Rembert Daems, Jeroen Taets, Francis wyffels, Guillaume Crevecoeur
We present KeyCLD, a framework to learn Lagrangian dynamics from images. Learned keypoints represent semantic landmarks in images and can directly represent state dynamics. Interpreting this state as Cartesian coordinates coupled with explicit holonomic constraints, allows expressing the dynamics with a constrained Lagrangian. Our method explicitly models kinetic and potential energy, thus allowing energy based control. We are the first to demonstrate learning of Lagrangian dynamics from images on the dm_control pendulum, cartpole and acrobot environments. This is a step forward towards learning Lagrangian dynamics from real-world images, since previous work in literature was only applied to minimalistic images with monochromatic shapes on empty backgrounds.
KeyCLD learns Lagrangian dynamics from images. (a) An observation of a dynamical system is processed by a keypoint estimator model. (b) The model represents the positions of the keypoints with a set of spatial probability heatmaps. (c) Cartesian coordinates are extracted using spatial softmax and used as state representations to learn Lagrangian dynamics. (d) The information in the keypoint coordinates bottleneck suffices for a learned renderer model to reconstruct the original observation, including background, reflections and shadows. The keypoint estimator model, Lagrangian dynamics models and renderer model are jointly learned unsupervised on sequences of images.
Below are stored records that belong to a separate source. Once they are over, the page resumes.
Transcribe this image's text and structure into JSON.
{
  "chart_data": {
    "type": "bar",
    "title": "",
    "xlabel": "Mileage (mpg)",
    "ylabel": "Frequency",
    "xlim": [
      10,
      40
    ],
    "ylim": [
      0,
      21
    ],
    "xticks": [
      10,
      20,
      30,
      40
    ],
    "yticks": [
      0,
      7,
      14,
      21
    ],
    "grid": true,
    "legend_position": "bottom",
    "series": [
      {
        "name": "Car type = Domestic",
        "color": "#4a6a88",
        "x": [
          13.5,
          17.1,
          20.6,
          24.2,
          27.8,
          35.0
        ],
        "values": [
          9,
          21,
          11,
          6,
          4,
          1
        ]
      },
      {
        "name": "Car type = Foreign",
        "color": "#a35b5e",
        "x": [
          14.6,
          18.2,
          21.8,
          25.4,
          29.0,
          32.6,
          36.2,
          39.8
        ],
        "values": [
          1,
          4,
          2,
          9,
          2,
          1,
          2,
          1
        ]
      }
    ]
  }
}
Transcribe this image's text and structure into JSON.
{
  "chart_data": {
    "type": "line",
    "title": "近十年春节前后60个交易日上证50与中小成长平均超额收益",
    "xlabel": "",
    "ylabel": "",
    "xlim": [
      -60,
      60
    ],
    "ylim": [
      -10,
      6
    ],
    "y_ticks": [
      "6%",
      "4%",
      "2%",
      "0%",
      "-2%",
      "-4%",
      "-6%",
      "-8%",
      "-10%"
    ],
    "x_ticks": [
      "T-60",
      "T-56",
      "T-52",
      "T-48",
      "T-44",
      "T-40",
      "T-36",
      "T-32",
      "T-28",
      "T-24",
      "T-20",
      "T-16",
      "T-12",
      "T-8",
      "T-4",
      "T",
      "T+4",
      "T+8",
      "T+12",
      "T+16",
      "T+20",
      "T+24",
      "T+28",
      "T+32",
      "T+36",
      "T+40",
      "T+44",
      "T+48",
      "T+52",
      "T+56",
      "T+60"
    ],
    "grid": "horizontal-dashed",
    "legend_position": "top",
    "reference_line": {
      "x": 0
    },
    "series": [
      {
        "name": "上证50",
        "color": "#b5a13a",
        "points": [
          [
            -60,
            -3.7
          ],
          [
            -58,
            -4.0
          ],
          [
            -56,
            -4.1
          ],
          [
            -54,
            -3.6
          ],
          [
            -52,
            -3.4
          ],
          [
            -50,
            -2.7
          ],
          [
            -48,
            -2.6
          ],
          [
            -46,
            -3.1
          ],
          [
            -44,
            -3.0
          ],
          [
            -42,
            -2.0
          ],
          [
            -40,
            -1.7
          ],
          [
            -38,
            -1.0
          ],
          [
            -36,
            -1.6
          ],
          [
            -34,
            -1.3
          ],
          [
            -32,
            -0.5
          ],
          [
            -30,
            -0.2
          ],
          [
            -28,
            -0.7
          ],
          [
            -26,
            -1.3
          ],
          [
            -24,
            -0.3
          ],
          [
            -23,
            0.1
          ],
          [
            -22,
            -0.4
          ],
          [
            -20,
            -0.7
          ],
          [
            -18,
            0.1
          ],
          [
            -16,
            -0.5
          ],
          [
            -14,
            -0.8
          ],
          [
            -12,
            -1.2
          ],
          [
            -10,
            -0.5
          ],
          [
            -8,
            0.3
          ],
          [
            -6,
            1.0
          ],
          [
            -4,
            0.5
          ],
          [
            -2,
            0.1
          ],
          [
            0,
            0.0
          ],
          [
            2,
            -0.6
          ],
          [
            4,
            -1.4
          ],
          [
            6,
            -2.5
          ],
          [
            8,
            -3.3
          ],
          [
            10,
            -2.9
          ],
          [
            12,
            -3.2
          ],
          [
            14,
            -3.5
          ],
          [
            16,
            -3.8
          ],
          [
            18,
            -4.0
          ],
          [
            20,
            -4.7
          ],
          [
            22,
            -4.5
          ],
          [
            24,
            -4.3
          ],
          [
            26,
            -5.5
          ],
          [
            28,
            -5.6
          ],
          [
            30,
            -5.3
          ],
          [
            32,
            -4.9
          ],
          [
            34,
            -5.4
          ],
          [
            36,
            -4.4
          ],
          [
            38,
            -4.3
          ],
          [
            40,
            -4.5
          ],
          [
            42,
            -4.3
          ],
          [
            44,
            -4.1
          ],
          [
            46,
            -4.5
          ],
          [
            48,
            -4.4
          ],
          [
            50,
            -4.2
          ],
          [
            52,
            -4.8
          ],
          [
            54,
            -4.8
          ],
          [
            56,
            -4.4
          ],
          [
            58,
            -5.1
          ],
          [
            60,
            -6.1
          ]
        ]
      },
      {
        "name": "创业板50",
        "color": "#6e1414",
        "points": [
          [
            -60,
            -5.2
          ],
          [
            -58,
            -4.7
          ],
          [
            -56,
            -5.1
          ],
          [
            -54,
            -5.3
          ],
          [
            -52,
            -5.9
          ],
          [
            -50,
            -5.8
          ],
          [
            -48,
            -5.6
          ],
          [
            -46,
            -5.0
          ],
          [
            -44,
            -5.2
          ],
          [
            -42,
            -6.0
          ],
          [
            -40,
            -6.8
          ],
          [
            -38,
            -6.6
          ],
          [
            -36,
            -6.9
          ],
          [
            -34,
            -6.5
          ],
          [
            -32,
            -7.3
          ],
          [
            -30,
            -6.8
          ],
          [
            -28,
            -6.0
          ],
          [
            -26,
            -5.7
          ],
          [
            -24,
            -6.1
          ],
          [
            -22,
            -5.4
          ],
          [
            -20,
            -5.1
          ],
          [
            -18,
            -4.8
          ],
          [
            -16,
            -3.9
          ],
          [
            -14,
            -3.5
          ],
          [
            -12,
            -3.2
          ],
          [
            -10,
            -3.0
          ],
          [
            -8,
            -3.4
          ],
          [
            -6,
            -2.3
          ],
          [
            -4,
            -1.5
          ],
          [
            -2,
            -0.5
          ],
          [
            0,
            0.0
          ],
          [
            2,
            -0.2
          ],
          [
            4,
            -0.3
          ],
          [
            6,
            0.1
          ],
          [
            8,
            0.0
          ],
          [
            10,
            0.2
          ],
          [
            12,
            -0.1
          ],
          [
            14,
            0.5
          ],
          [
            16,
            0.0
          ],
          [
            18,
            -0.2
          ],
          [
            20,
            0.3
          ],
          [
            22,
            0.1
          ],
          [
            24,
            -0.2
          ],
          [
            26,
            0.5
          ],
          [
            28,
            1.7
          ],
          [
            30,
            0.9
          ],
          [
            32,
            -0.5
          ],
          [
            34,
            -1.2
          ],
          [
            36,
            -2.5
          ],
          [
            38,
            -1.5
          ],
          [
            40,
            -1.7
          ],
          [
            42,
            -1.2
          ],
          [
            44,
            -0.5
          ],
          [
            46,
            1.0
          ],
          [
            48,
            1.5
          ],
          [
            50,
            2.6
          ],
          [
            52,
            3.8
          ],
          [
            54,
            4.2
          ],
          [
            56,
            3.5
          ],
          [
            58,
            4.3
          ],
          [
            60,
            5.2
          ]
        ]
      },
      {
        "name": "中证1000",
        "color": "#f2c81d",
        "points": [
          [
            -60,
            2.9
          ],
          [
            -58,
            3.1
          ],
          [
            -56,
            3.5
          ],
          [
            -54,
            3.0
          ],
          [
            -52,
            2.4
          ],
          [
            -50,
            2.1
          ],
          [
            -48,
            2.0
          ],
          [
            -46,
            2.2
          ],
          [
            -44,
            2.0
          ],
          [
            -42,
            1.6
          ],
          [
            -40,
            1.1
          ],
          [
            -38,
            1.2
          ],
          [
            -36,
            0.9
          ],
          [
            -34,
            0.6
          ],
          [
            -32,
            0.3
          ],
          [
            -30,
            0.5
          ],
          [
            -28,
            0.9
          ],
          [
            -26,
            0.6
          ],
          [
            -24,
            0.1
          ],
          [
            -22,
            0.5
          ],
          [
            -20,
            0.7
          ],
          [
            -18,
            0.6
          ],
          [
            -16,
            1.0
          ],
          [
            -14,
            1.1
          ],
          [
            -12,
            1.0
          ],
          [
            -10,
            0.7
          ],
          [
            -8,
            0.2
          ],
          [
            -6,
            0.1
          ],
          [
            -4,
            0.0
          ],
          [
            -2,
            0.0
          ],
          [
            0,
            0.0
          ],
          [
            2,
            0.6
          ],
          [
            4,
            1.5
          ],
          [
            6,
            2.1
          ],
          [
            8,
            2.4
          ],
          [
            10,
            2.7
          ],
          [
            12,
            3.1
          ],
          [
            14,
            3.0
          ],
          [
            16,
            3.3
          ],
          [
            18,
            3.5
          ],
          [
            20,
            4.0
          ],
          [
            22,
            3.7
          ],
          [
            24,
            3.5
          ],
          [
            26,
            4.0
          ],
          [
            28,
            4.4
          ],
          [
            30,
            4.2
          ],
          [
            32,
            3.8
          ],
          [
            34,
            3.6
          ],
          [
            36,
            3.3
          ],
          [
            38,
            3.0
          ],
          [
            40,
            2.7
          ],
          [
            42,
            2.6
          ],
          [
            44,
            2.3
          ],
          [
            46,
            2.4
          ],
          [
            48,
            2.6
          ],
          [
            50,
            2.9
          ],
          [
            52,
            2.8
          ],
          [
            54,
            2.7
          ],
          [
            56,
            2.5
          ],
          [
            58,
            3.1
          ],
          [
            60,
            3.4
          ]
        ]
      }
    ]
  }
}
We investigate our model in an ablation study, see the paper for more details. KeyCLD (column 2) predicts future frames for the pendulum, cartpole and acrobot environments. Every predicted sequence is based on the first two frames of the ground truth sequence (column 1), since at least two frames are necessary to estimate the velocities. KeyCLD is capable of making accurate long-term predictions, including reflections and shadow. We compare these results with ablated models (columns 3 to 5).